Kazakhstan Reiterates Its Commitment to Reaching Carbon Neutrality by 2060 at IRENA Assembly in Abu Dhabi

ASTANA – Kazakhstan’s Vice Minister of Energy Zhandos Nurmaganbetov reiterated the country’s commitment to reaching carbon neutrality by 2060, as the Kazakh delegation took part in the 13th session of the International Renewable Energy Agency (IRENA) Assembly in Abu Dhabi on Jan. 14-15, reported the ministry’s press service. 

Vice Minister of Energy Zhandos Nurmaganbetov addressing the meeting participants. Photo credit: Energy Ministry’s press service

Organized by the IRENA, a leading global intergovernmental agency for energy transition, the event was attended by delegates from 168 countries and chaired by IRENA Director-General Francesco La Camera.

In a video address to the participants, United Nations (UN) Secretary-General António Guterres said that renewable energy is the only credible path forward if the world is to avert a climate catastrophe, outlining a five-point plan for a just transition.

“Only renewables can safeguard our future, close the energy access gap, stabilize prices and ensure energy security,” he said.

The world still relies heavily on fossil fuels, and the goal of limiting global temperature rise to 1.5 degrees Celsius is fast slipping out of reach, Guterres warned.

“Under current policies, we are headed for 2.8 degrees of global warming by the end of the century. The consequences will be devastating. Several parts of our planet will be uninhabitable. And for many, this is a death sentence,” he said.

UN Secretary-General António Guterres addressing the IRENA Assembly on Jan. 14. Screenshot from video address

Renewable energy sources currently account for nearly 30 percent of global electricity. Guterres said this must double to over 60 percent by 2030 and 90 percent by mid-century.

Guterres called for removing intellectual property barriers so that key renewable technologies, including energy storage, are treated as global public goods.

The UN Secretary-General said that countries also must diversify and increase access to supply chains for raw materials and components for renewable technologies without degrading the environment. 

“This can help create millions of green jobs, especially for women and youth in the developing world,” said Guterres.

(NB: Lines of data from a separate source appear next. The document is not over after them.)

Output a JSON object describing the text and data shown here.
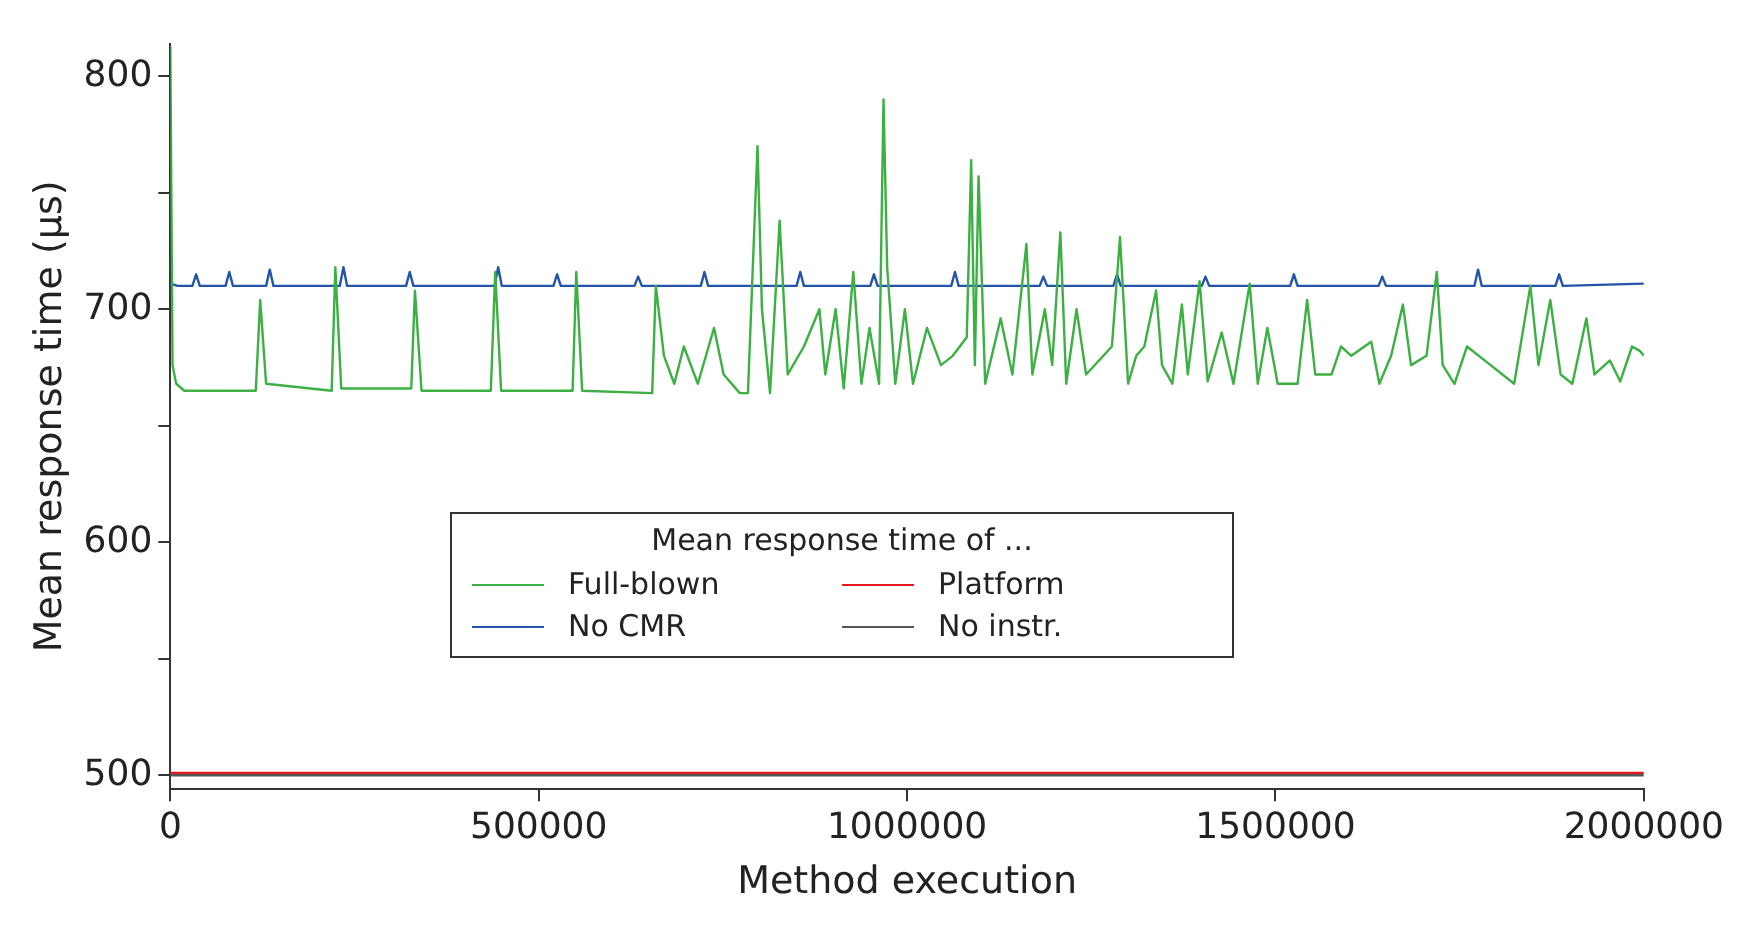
{
  "chart_data": {
    "type": "line",
    "xlabel": "Method execution",
    "ylabel": "Mean response time (µs)",
    "legend_title": "Mean response time of ...",
    "legend": "bottom",
    "grid": false,
    "marker": "none",
    "line_style": "solid",
    "xlim": [
      0,
      2000000
    ],
    "xticks": [
      0,
      500000,
      1000000,
      1500000,
      2000000
    ],
    "ylim": [
      494,
      814
    ],
    "yticks": [
      500,
      {
        "value": 550,
        "label": null
      },
      600,
      {
        "value": 650,
        "label": null
      },
      700,
      {
        "value": 750,
        "label": null
      },
      800
    ],
    "series": [
      {
        "name": "Full-blown",
        "color": "#3cb043",
        "x": [
          0,
          3000,
          8000,
          19000,
          116000,
          122000,
          130000,
          219000,
          224000,
          232000,
          327000,
          332000,
          341000,
          435000,
          441000,
          449000,
          546000,
          551000,
          559000,
          654000,
          659000,
          670000,
          684000,
          697000,
          716000,
          738000,
          751000,
          773000,
          784000,
          797000,
          803000,
          814000,
          827000,
          838000,
          860000,
          881000,
          889000,
          903000,
          914000,
          927000,
          938000,
          949000,
          962000,
          968000,
          973000,
          984000,
          997000,
          1008000,
          1027000,
          1046000,
          1062000,
          1081000,
          1087000,
          1092000,
          1097000,
          1106000,
          1127000,
          1143000,
          1162000,
          1170000,
          1187000,
          1197000,
          1208000,
          1216000,
          1230000,
          1243000,
          1278000,
          1289000,
          1300000,
          1311000,
          1322000,
          1338000,
          1346000,
          1360000,
          1373000,
          1381000,
          1397000,
          1408000,
          1427000,
          1443000,
          1465000,
          1476000,
          1489000,
          1503000,
          1530000,
          1543000,
          1554000,
          1576000,
          1589000,
          1603000,
          1630000,
          1641000,
          1657000,
          1673000,
          1684000,
          1705000,
          1719000,
          1727000,
          1743000,
          1760000,
          1792000,
          1824000,
          1846000,
          1857000,
          1873000,
          1887000,
          1903000,
          1922000,
          1933000,
          1954000,
          1968000,
          1984000,
          1995000,
          2000000
        ],
        "values": [
          813,
          676,
          668,
          665,
          665,
          704,
          668,
          665,
          718,
          666,
          666,
          708,
          665,
          665,
          716,
          665,
          665,
          716,
          665,
          664,
          710,
          680,
          668,
          684,
          668,
          692,
          672,
          664,
          664,
          770,
          700,
          664,
          738,
          672,
          684,
          700,
          672,
          700,
          666,
          716,
          668,
          692,
          668,
          790,
          718,
          668,
          700,
          668,
          692,
          676,
          680,
          688,
          764,
          676,
          757,
          668,
          696,
          672,
          728,
          672,
          700,
          676,
          733,
          668,
          700,
          672,
          684,
          731,
          668,
          680,
          684,
          708,
          676,
          668,
          702,
          672,
          712,
          669,
          690,
          668,
          711,
          668,
          692,
          668,
          668,
          704,
          672,
          672,
          684,
          680,
          686,
          668,
          680,
          702,
          676,
          680,
          716,
          676,
          668,
          684,
          676,
          668,
          710,
          676,
          704,
          672,
          668,
          696,
          672,
          678,
          669,
          684,
          682,
          680
        ]
      },
      {
        "name": "No CMR",
        "color": "#2255aa",
        "x": [
          0,
          10000,
          30000,
          35000,
          40000,
          75000,
          80000,
          85000,
          130000,
          135000,
          140000,
          230000,
          235000,
          240000,
          320000,
          325000,
          330000,
          440000,
          445000,
          450000,
          520000,
          525000,
          530000,
          630000,
          635000,
          640000,
          720000,
          725000,
          730000,
          850000,
          855000,
          860000,
          950000,
          955000,
          960000,
          1060000,
          1065000,
          1070000,
          1180000,
          1185000,
          1190000,
          1280000,
          1285000,
          1290000,
          1400000,
          1405000,
          1410000,
          1520000,
          1525000,
          1530000,
          1640000,
          1645000,
          1650000,
          1770000,
          1775000,
          1780000,
          1880000,
          1885000,
          1890000,
          2000000
        ],
        "values": [
          711,
          710,
          710,
          715,
          710,
          710,
          716,
          710,
          710,
          717,
          710,
          710,
          718,
          710,
          710,
          716,
          710,
          710,
          718,
          710,
          710,
          715,
          710,
          710,
          714,
          710,
          710,
          716,
          710,
          710,
          716,
          710,
          710,
          715,
          710,
          710,
          716,
          710,
          710,
          714,
          710,
          710,
          715,
          710,
          710,
          714,
          710,
          710,
          715,
          710,
          710,
          714,
          710,
          710,
          717,
          710,
          710,
          715,
          710,
          711
        ]
      },
      {
        "name": "Platform",
        "color": "#e41a1c",
        "x": [
          0,
          2000000
        ],
        "values": [
          501,
          501
        ]
      },
      {
        "name": "No instr.",
        "color": "#555555",
        "x": [
          0,
          2000000
        ],
        "values": [
          500,
          500
        ]
      }
    ]
  }
}
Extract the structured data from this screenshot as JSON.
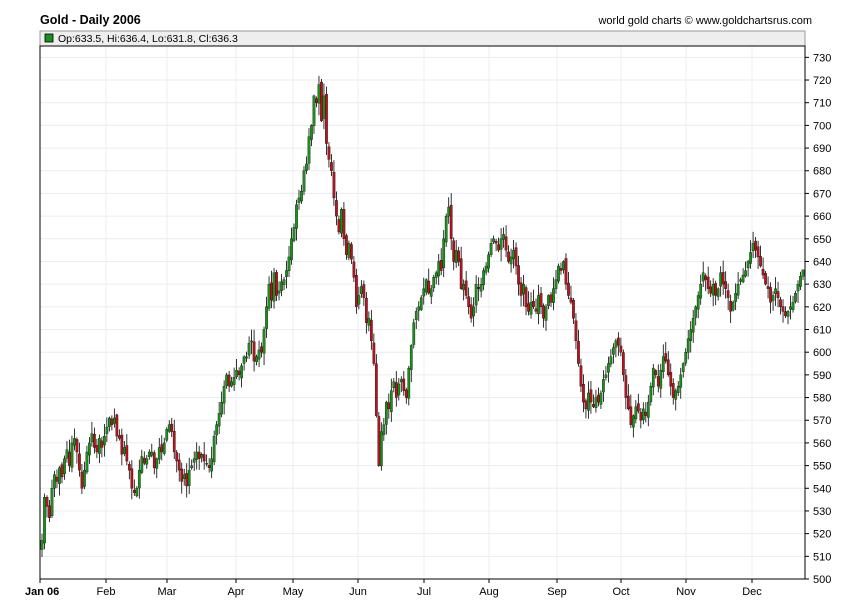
{
  "header": {
    "title": "Gold - Daily 2006",
    "credit": "world gold charts © www.goldchartsrus.com"
  },
  "legend": {
    "ohlc_text": "Op:633.5, Hi:636.4, Lo:631.8, Cl:636.3",
    "swatch_color": "#1a8f1a"
  },
  "colors": {
    "up": "#1a8f1a",
    "down": "#b3141d",
    "wick": "#000000",
    "grid": "#e8edf2"
  },
  "chart_data": {
    "type": "candlestick",
    "title": "Gold - Daily 2006",
    "ylim": [
      500,
      735
    ],
    "yticks": [
      500,
      510,
      520,
      530,
      540,
      550,
      560,
      570,
      580,
      590,
      600,
      610,
      620,
      630,
      640,
      650,
      660,
      670,
      680,
      690,
      700,
      710,
      720,
      730
    ],
    "x_labels": [
      "Jan 06",
      "Feb",
      "Mar",
      "Apr",
      "May",
      "Jun",
      "Jul",
      "Aug",
      "Sep",
      "Oct",
      "Nov",
      "Dec"
    ],
    "last_bar": {
      "open": 633.5,
      "high": 636.4,
      "low": 631.8,
      "close": 636.3
    },
    "closes": [
      517,
      536,
      532,
      527,
      540,
      546,
      543,
      549,
      545,
      553,
      557,
      550,
      560,
      562,
      556,
      548,
      540,
      548,
      556,
      560,
      564,
      558,
      556,
      562,
      558,
      563,
      567,
      571,
      568,
      571,
      563,
      562,
      555,
      558,
      552,
      548,
      540,
      538,
      540,
      548,
      554,
      551,
      553,
      556,
      556,
      549,
      553,
      558,
      556,
      560,
      566,
      568,
      565,
      556,
      552,
      548,
      543,
      546,
      541,
      548,
      550,
      553,
      556,
      553,
      555,
      552,
      551,
      549,
      553,
      563,
      568,
      573,
      578,
      585,
      590,
      585,
      587,
      589,
      592,
      590,
      594,
      598,
      598,
      604,
      605,
      596,
      598,
      601,
      600,
      610,
      620,
      630,
      623,
      635,
      625,
      627,
      631,
      632,
      636,
      642,
      650,
      655,
      665,
      668,
      671,
      680,
      683,
      695,
      700,
      713,
      710,
      718,
      702,
      713,
      692,
      685,
      680,
      668,
      660,
      653,
      663,
      650,
      643,
      648,
      641,
      633,
      620,
      625,
      629,
      624,
      613,
      615,
      605,
      595,
      572,
      550,
      565,
      568,
      578,
      575,
      583,
      587,
      580,
      586,
      588,
      583,
      580,
      593,
      603,
      613,
      618,
      620,
      624,
      628,
      632,
      626,
      628,
      633,
      635,
      640,
      636,
      650,
      660,
      664,
      650,
      640,
      645,
      640,
      628,
      630,
      625,
      620,
      615,
      620,
      630,
      628,
      630,
      636,
      638,
      643,
      648,
      650,
      648,
      645,
      650,
      652,
      645,
      640,
      642,
      645,
      638,
      630,
      625,
      630,
      620,
      618,
      622,
      620,
      618,
      625,
      620,
      615,
      620,
      625,
      622,
      628,
      632,
      638,
      636,
      640,
      630,
      625,
      622,
      615,
      605,
      595,
      585,
      578,
      575,
      582,
      578,
      576,
      580,
      578,
      582,
      588,
      590,
      595,
      598,
      602,
      605,
      603,
      600,
      590,
      580,
      575,
      568,
      572,
      576,
      574,
      570,
      575,
      572,
      578,
      585,
      593,
      590,
      585,
      592,
      598,
      596,
      590,
      585,
      580,
      583,
      585,
      590,
      595,
      600,
      606,
      610,
      615,
      620,
      625,
      630,
      635,
      632,
      628,
      626,
      630,
      625,
      628,
      635,
      630,
      628,
      624,
      618,
      622,
      626,
      630,
      632,
      634,
      636,
      640,
      644,
      648,
      645,
      642,
      638,
      634,
      630,
      628,
      622,
      625,
      628,
      624,
      620,
      618,
      616,
      618,
      620,
      622,
      626,
      630,
      633.5,
      636.3
    ],
    "volatility_note": ""
  }
}
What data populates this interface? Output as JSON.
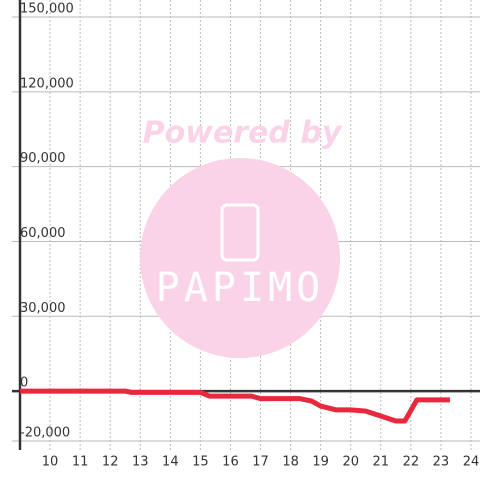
{
  "chart_data": {
    "type": "line",
    "watermark": {
      "title": "Powered by",
      "brand": "PAPIMO"
    },
    "x": [
      9,
      12.5,
      12.7,
      15,
      15.3,
      16.7,
      17,
      18.3,
      18.7,
      19,
      19.5,
      20,
      20.5,
      21,
      21.5,
      21.8,
      22.2,
      23.3
    ],
    "series": [
      {
        "color": "#e8283c",
        "values": [
          0,
          0,
          -500,
          -500,
          -2000,
          -2000,
          -3000,
          -3000,
          -4000,
          -6000,
          -7500,
          -7500,
          -8000,
          -10000,
          -12000,
          -12000,
          -3500,
          -3500
        ]
      }
    ],
    "xlim": [
      9,
      24.3
    ],
    "xticks": [
      10,
      11,
      12,
      13,
      14,
      15,
      16,
      17,
      18,
      19,
      20,
      21,
      22,
      23,
      24
    ],
    "ylim": [
      -20000,
      150000
    ],
    "yticks": [
      {
        "value": -20000,
        "label": "-20,000"
      },
      0,
      {
        "value": 30000,
        "label": "30,000"
      },
      {
        "value": 60000,
        "label": "60,000"
      },
      {
        "value": 90000,
        "label": "90,000"
      },
      {
        "value": 120000,
        "label": "120,000"
      },
      {
        "value": 150000,
        "label": "150,000"
      }
    ],
    "grid": true
  }
}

The UN chief urged decision-makers to cut red tape, fast-track approvals for sustainable projects worldwide, and modernize power grids. He stressed the need to shift from fossil fuels to clean and affordable energy, adding that “we must support vulnerable groups affected by this transition.”

According to Guterres, public and private investments in renewables should triple to at least $4 trillion a year.  

Noting that most investments in renewables are in developed countries, Guterres urged countries to work together to reduce the capital cost for renewables and ensure that financing flows to those who need it most.

Addressing the meeting participants, Kazakhstan’s Vice Minister of Energy Zhandos Nurmaganbetov emphasized the country’s adherence to the sustainable development goals and its obligations under the Paris Agreement. According to him, Kazakhstan, alongside the international community, pays close attention to developing renewable energy sources.

During their meeting with the IRENA top management, the Kazakh delegation explored the possibility of organizing a seminar on Central Asia in Kazakhstan, dedicated to the joint efforts of neighboring countries to accelerate the energy transition and use of the region’s vast renewable resources.